John spoke up and said, “Anywhere on the equator.”
John heard a church bell ring inside the room. Meanwhile, the book trembled under John’s left hand for three seconds, then the book became still again.
What number doth come next? One, two, ten, eleven, twelve, twenty, twenty-one, twenty-two, and then?
John saw the trick. The book-writer was counting in base 3—1, 2, 10, 11, 12, 20, 21, 22—but was calling the numbers by their base-10 names. After 22 in base 3 (which is 8 in base 10) comes 100 in base 3 (a.k.a. 9 in base 10).
John said aloud, “One hundred.”
The book again vibrated under John’s left hand for several heartbeats; but now John also heard a three-note blast from a hunting horn.
Next came the question that had tripped up the other would‑be wizard. John took a deep breath.
Wouldst thou lie with the comeliest wench or youth in England, or wouldst thou own a barrel fillt with Spanish doubloons?
John thought he saw another trick. The previous reader probably thought that he was being asked,Which would you like: Sex with a hot babe, sex with a studly hunk, or lots and lots of gold coins? But it didn’t matter which way the other guy answered, because all three answers were wrong.

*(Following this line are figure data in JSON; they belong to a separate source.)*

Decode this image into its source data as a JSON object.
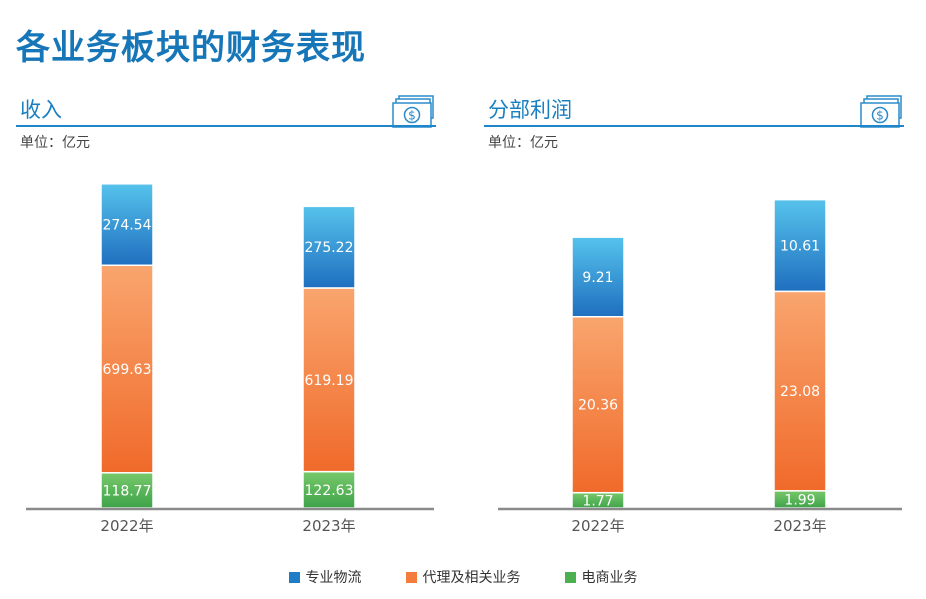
{
  "title": "各业务板块的财务表现",
  "legend": [
    {
      "label": "专业物流",
      "color": "#1f7cc7"
    },
    {
      "label": "代理及相关业务",
      "color": "#f47c3c"
    },
    {
      "label": "电商业务",
      "color": "#4caf50"
    }
  ],
  "chart_data": [
    {
      "type": "bar",
      "stacked": true,
      "title": "收入",
      "unit": "单位：亿元",
      "categories": [
        "2022年",
        "2023年"
      ],
      "series": [
        {
          "name": "电商业务",
          "values": [
            118.77,
            122.63
          ],
          "color_top": "#77c86a",
          "color_bottom": "#3fa34a"
        },
        {
          "name": "代理及相关业务",
          "values": [
            699.63,
            619.19
          ],
          "color_top": "#f9a56e",
          "color_bottom": "#f06a2a"
        },
        {
          "name": "专业物流",
          "values": [
            274.54,
            275.22
          ],
          "color_top": "#56c3ec",
          "color_bottom": "#1f6fbf"
        }
      ],
      "ylim": [
        0,
        1180
      ],
      "grid": false
    },
    {
      "type": "bar",
      "stacked": true,
      "title": "分部利润",
      "unit": "单位：亿元",
      "categories": [
        "2022年",
        "2023年"
      ],
      "series": [
        {
          "name": "电商业务",
          "values": [
            1.77,
            1.99
          ],
          "color_top": "#77c86a",
          "color_bottom": "#3fa34a"
        },
        {
          "name": "代理及相关业务",
          "values": [
            20.36,
            23.08
          ],
          "color_top": "#f9a56e",
          "color_bottom": "#f06a2a"
        },
        {
          "name": "专业物流",
          "values": [
            9.21,
            10.61
          ],
          "color_top": "#56c3ec",
          "color_bottom": "#1f6fbf"
        }
      ],
      "ylim": [
        0,
        40.5
      ],
      "grid": false
    }
  ]
}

For all the convolutions in the sentence, it looked to John like that sentence was a simple yes-or-no question.
So when John spoke again, he said only “Yes.”
Now John heard an extended three-trumpet fanfare, and the book under his hand glowed for five seconds like a fluorescent light.
When the white glow faded, John opened the book.
John saw writing on every page.
Except for the last four pages; these were still blank.
Buy Ye Olde Book Of Magic now! You know you want to!